President Donald Trump has intensified his critique of stock buybacks, labeling them a deceptive method for inflating share prices. His comments specifically target defense contractors, highlighting a broader discussion about how companies manage their stock—either through buybacks that reduce share counts or by issuing new shares to fund growing initiatives, such as accumulating Bitcoin.
In January, Trump signed an executive order that restricts underperforming defense contractors from engaging in buybacks and paying dividends until they show improvements in production. He argues that buybacks artificially inflate stock prices without enhancing the company’s manufacturing capabilities. Instead, he advocates that this capital should be allocated towards investments in plants, equipment, and overall production efficiency.
His remarks resonate particularly with major defense contractors like Lockheed Martin, Northrop Grumman, and RTX, all of which have witnessed their stock prices affected by Trump’s criticisms in the past.
On the other end of the spectrum lies MicroStrategy, a company that has adopted a contrasting approach. Rather than repurchasing its common stock, MicroStrategy opts to issue new shares, including preferred stock, using the proceeds to acquire Bitcoin. This tactic has allowed the firm to amass more than 845,000 Bitcoin, equating to the largest Bitcoin treasury held by any publicly traded company.
MicroStrategy’s CEO, Michael Saylor, pitches these new share raises as strategic moves to grow Bitcoin per share. Currently, these holdings represent over four percent of all Bitcoin in circulation. The company has also made moves to buy back debt by repurchasing convertible notes at a discount, providing further flexibility to continue its purchasing strategy.
The effectiveness of MicroStrategy’s model hinges on a cycle of issuing stock at values higher than its Bitcoin holdings, subsequently enabling it to buy more Bitcoin and thus elevating its Bitcoin per share metric. This strategy can lead to a premium over the net asset value of the company. However, this premium has diminished in 2026, with Bitcoin prices hovering around $64,360—closely aligned with the average prices MicroStrategy has paid for its Bitcoin.

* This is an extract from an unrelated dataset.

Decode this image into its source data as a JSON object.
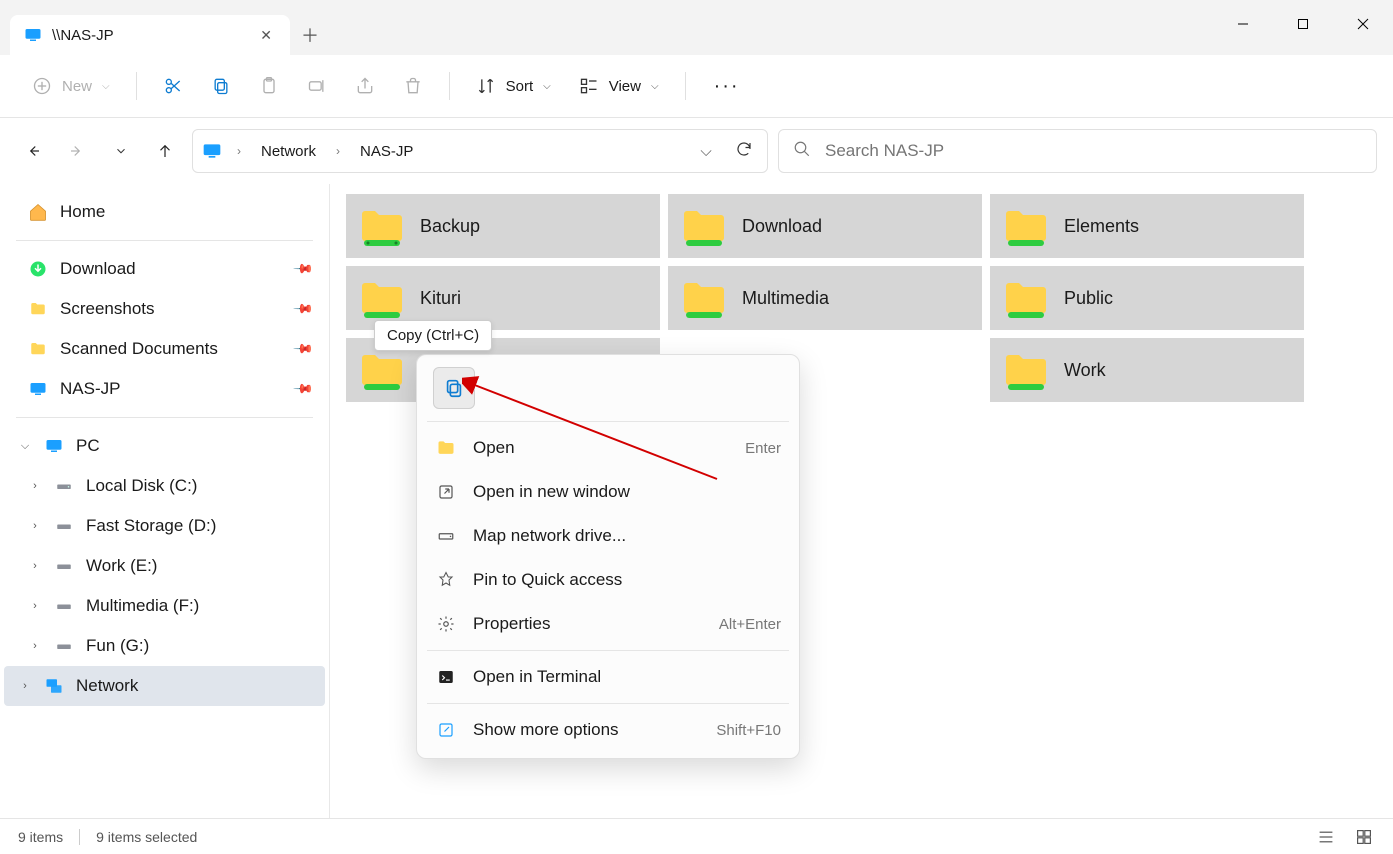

The company’s stock has seen a significant decline, dropping by more than half over the past year, as its market capitalization edges closer to $40 billion. In light of these challenges, the ability to raise new shares has become increasingly critical; if the premium continues to fade, investor confidence may dwindle, as the same dilution strategies that fueled earlier growth could offer less support in turbulent market conditions.
The contrasting approaches raise a significant question for shareholders and regulators alike: Are companies effectively building intrinsic value, or merely manipulating share prices? For MicroStrategy, this inquiry may ultimately hinge on whether Bitcoin can reclaim its previous highs, reviving the premium that once supported their stock value.